La bibliothèque libre.
Sauter à la navigation Sauter à la recherche
Le texte de cette page a été corrigé et est conforme au fac-similé.


Au cours de la période d’intérim présidentiel, il est procédé à l’élection d’un nouveau Président pour un mandat présidentiel entier, il ne peut également être présenté de motion de censure contre le Gouvernement.

Article 87 :

Le Président de la République bénéficie de l’immunité durant son mandat ; tous les délais de prescription et de déchéance sont suspendus à son encontre. Les actions peuvent reprendre leur cours après la fin de son mandat.
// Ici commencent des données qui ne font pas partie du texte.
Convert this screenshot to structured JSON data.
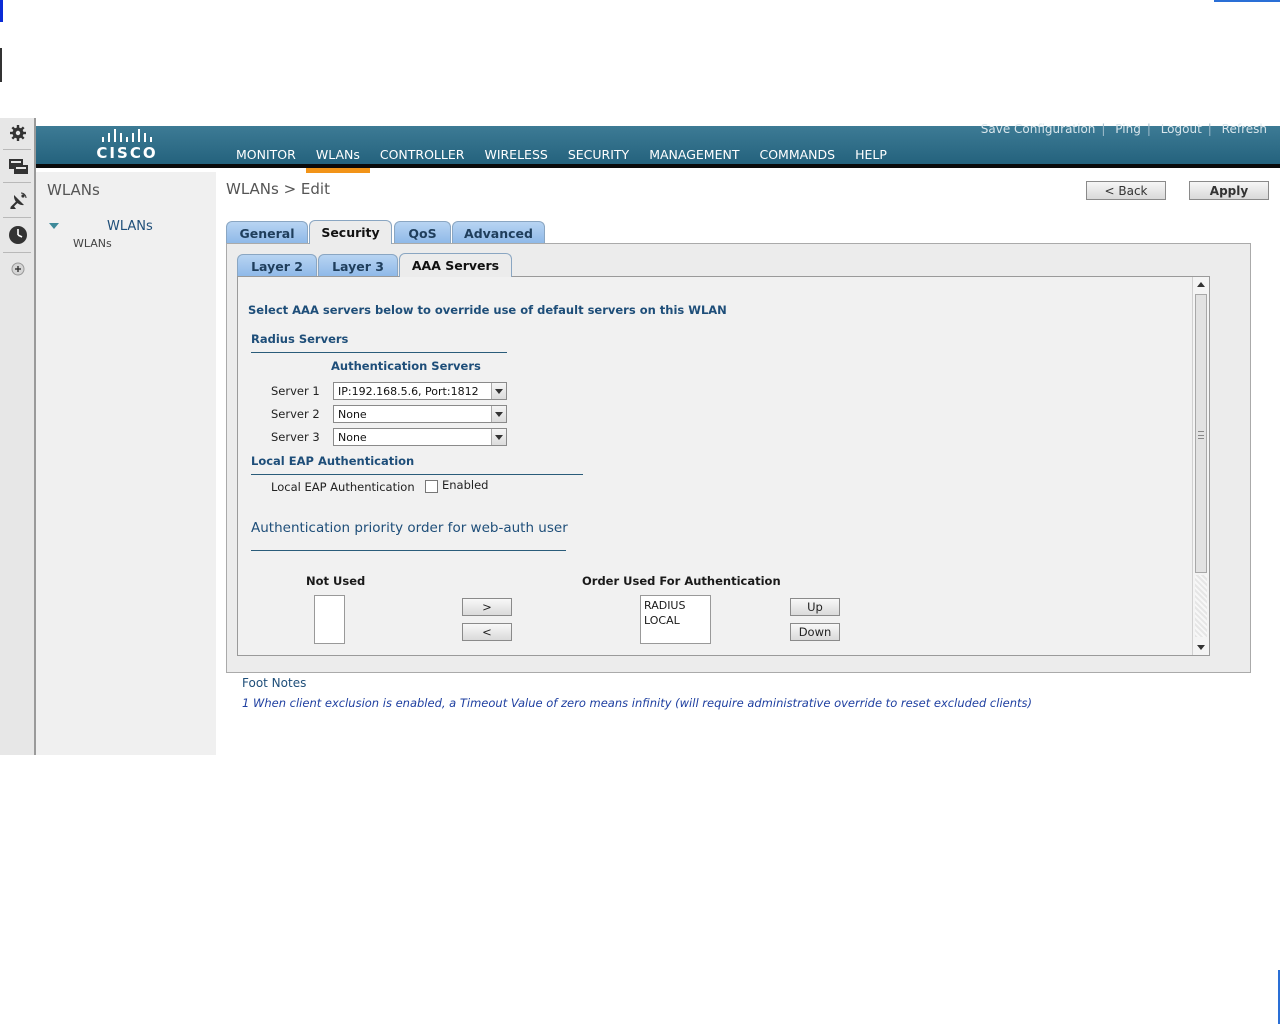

Le Président de la République ne peut être poursuivi pour les actes accomplis dans l’exercice de ses fonctions.

Article 88 :

Les membres de l’Assemblée des représentants du peuple peuvent, à la majorité, présenter une motion motivée pour mettre fin au mandat du Président de la République en raison d’une violation grave de la Constitution. La motion doit être approuvée par les deux-tiers des membres de l’Assemblée. Dans ce cas, l’affaire est renvoyée devant la Cour constitutionnelle qui statue à la majorité des deux-tiers de ses membres. En cas de condamnation, la Cour constitutionnelle ne peut prononcer que la destitution, sans préjudice, le cas échéant, des poursuites pénales. La décision de destitution prive le Président de la République du droit de se porter candidat à toute autre élection.

Section II

Du Gouvernement

Article 89 :

Le Gouvernement se compose du Chef du Gouvernement, de ministres et de secrétaires d’État choisis par le Chef du Gouvernement, et en concertation avec le Président de la République en ce qui concerne les ministères des Affaires étrangères et de la Défense.
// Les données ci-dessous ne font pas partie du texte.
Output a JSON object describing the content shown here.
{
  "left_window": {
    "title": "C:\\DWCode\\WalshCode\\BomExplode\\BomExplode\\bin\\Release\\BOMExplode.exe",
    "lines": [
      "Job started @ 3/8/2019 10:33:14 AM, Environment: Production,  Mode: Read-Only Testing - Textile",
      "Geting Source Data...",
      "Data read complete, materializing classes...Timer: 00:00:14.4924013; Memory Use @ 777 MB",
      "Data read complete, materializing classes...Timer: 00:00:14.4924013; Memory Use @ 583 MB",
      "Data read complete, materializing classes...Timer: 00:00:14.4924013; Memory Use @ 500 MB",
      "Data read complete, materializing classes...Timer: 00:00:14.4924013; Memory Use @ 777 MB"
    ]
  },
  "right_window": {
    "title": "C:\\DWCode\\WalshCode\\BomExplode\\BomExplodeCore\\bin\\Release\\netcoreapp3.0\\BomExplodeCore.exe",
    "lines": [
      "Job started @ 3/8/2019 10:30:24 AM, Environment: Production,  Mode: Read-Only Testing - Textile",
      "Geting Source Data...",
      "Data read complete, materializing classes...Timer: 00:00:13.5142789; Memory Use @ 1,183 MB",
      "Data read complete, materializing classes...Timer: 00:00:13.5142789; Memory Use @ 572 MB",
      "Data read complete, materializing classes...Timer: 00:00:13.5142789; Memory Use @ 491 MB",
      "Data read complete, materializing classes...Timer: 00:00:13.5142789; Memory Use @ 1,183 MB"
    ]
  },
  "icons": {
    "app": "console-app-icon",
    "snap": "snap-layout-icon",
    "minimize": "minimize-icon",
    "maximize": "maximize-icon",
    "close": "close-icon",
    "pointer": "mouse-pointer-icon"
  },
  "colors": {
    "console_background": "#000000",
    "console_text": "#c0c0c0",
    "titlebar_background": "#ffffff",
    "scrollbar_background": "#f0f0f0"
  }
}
Dans un délai d’une semaine suivant la proclamation des résultats définitifs des élections, le Président de la République charge le candidat du parti politique ou de la coalition électorale ayant obtenu le plus grand nombre de sièges au sein de l’Assemblée des représentants du peuple de former le Gouvernement dans un délai d’un mois renouvelable une seule fois. En cas d’égalité du nombre de sièges, il est tenu compte pour la désignation, du nombre de voix obtenues.

Si le Gouvernement n’est pas formé au terme du délai fixé ou si la confiance de l’Assemblée des représentants du peuple n’est pas obtenue, le Président de la République engage, dans un délai de dix jours, des consultations avec les partis, les coalitions et les groupes parlementaires, en vue de charger la personnalité la mieux à même d’y parvenir de former un Gouvernement, dans un délai maximum d’un mois.

Si dans les quatre mois suivant la première désignation, les membres de l’Assemblée des représentants du peuple n’ont pas accordé la confiance au Gouvernement, le Président de la République peut dissoudre l’Assemblée des représentants du peuple et convoquer de nouvelles élections législatives dans un délai de quarante-cinq jours au plus tôt et de quatre-vingt-dix jours au plus tard.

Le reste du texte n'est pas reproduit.